USTR’s formal statement following negotiations indicated that the two sides discussed “China’s pledge to purchase a substantial amount of agricultural, energy, manufactured goods, and other products and services from the United States,” and that the United States raised the need for steps “addressing our persistent trade deficit and to resolving structural issues” in areas such as forced technology transfer, intellectual property protection, non-tariff barriers, cyber intrusions and cyber theft of trade secrets for commercial purposes, services, and agriculture.” Notably, the United States also raised issues related to monitoring, pushing for benchmarks to ensure Chinese implementation of its commitments and concrete steps to take if the United States believes they have not been carried out. These structural and verification issues, which were the focus of the latter half of this negotiating round, will likely remain the thorniest issues to resolve and would sit front and center in future rounds.
The U.S. negotiating team was led by Deputy U.S. Trade Representative Jeffrey Gerrish, and also included Gregg Doud (USTR’s Chief Agricultural Negotiator) and leads from the Departments of Agriculture (Ted McKinney), Commerce (Gil Kaplan), Energy (Steven Winberg) and Treasury (David Malpass), as well as other senior official from those agencies as well as the White House. The Chinese delegation, reported to number more than 100, was led by Vice Commerce Minister Wang Shouwen, a senior Minister of Commerce official who has been deeply involved in these negotiations and led the August 2018 Chinese delegation to Washington.
In the meantime, while this round of negotiations marked the highest profile China development for the week, China was also in the background topic of conversation for trilateral conversations between Amb. Lighthizer, European Commissioner for Trade Cecilia Malmström and Japanese Minister of Economy Hiroshige Seko in Washington earlier today. The three leaders discussed a number of topics that touch on U.S. concerns with China, including increasing information exchange on non-market policies and practices, work on World Trade Organization Reform issues, and specific issues such as industrial subsidies and forced technology transfer.

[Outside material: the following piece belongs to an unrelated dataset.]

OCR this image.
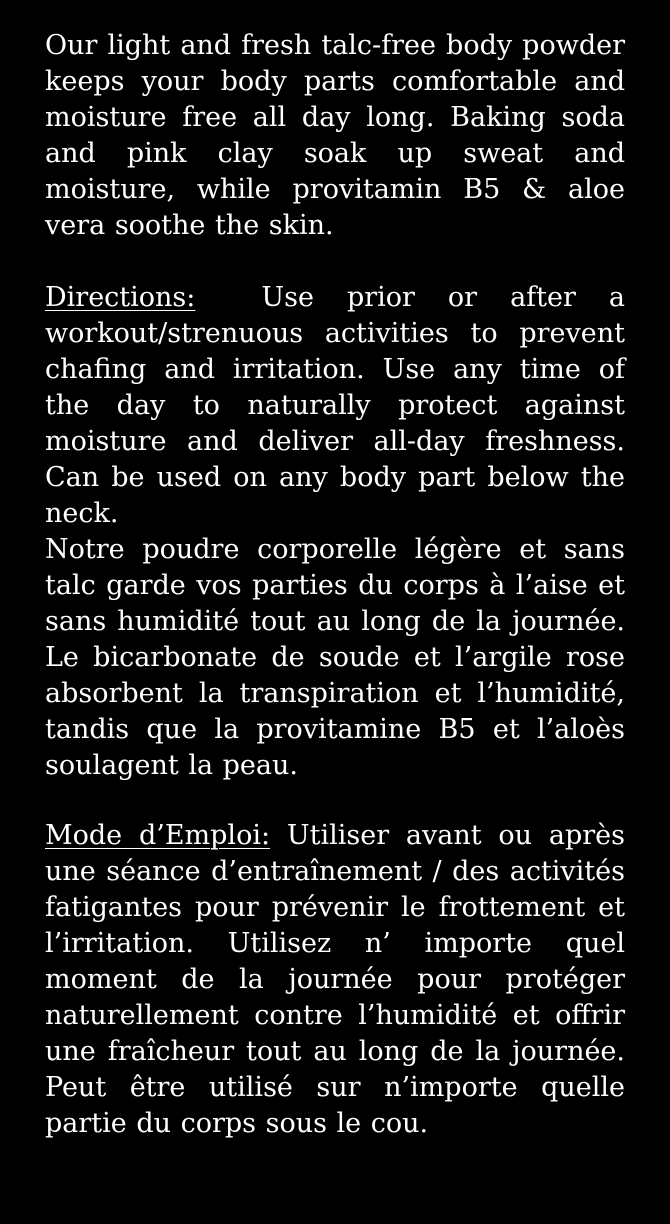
Our light and fresh talc-free body powder keeps your body parts comfortable and moisture free all day long. Baking soda and pink clay soak up sweat and moisture, while provitamin B5 & aloe vera soothe the skin.

Directions: Use prior or after a workout/strenuous activities to prevent chafing and irritation. Use any time of the day to naturally protect against moisture and deliver all-day freshness. Can be used on any body part below the neck.

Notre poudre corporelle légère et sans talc garde vos parties du corps à l’aise et sans humidité tout au long de la journée. Le bicarbonate de soude et l’argile rose absorbent la transpiration et l’humidité, tandis que la provitamine B5 et l’aloès soulagent la peau.

Mode d’Emploi: Utiliser avant ou après une séance d’entraînement / des activités fatigantes pour prévenir le frottement et l’irritation. Utilisez n’ importe quel moment de la journée pour protéger naturellement contre l’humidité et offrir une fraîcheur tout au long de la journée. Peut être utilisé sur n’importe quelle partie du corps sous le cou.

Neither side announced formal timing or next steps for negotiations, though USTR’s statement indicated that the delegation “will now report back” to Amb. Lighthizer and President Trump “to receive guidance on the next steps.” Given the short 90-day negotiating period, the constructive nature of this round points to a Chinese delegation visiting Washington in the coming weeks, though China’s Lunar New Year holiday could push that visit into February.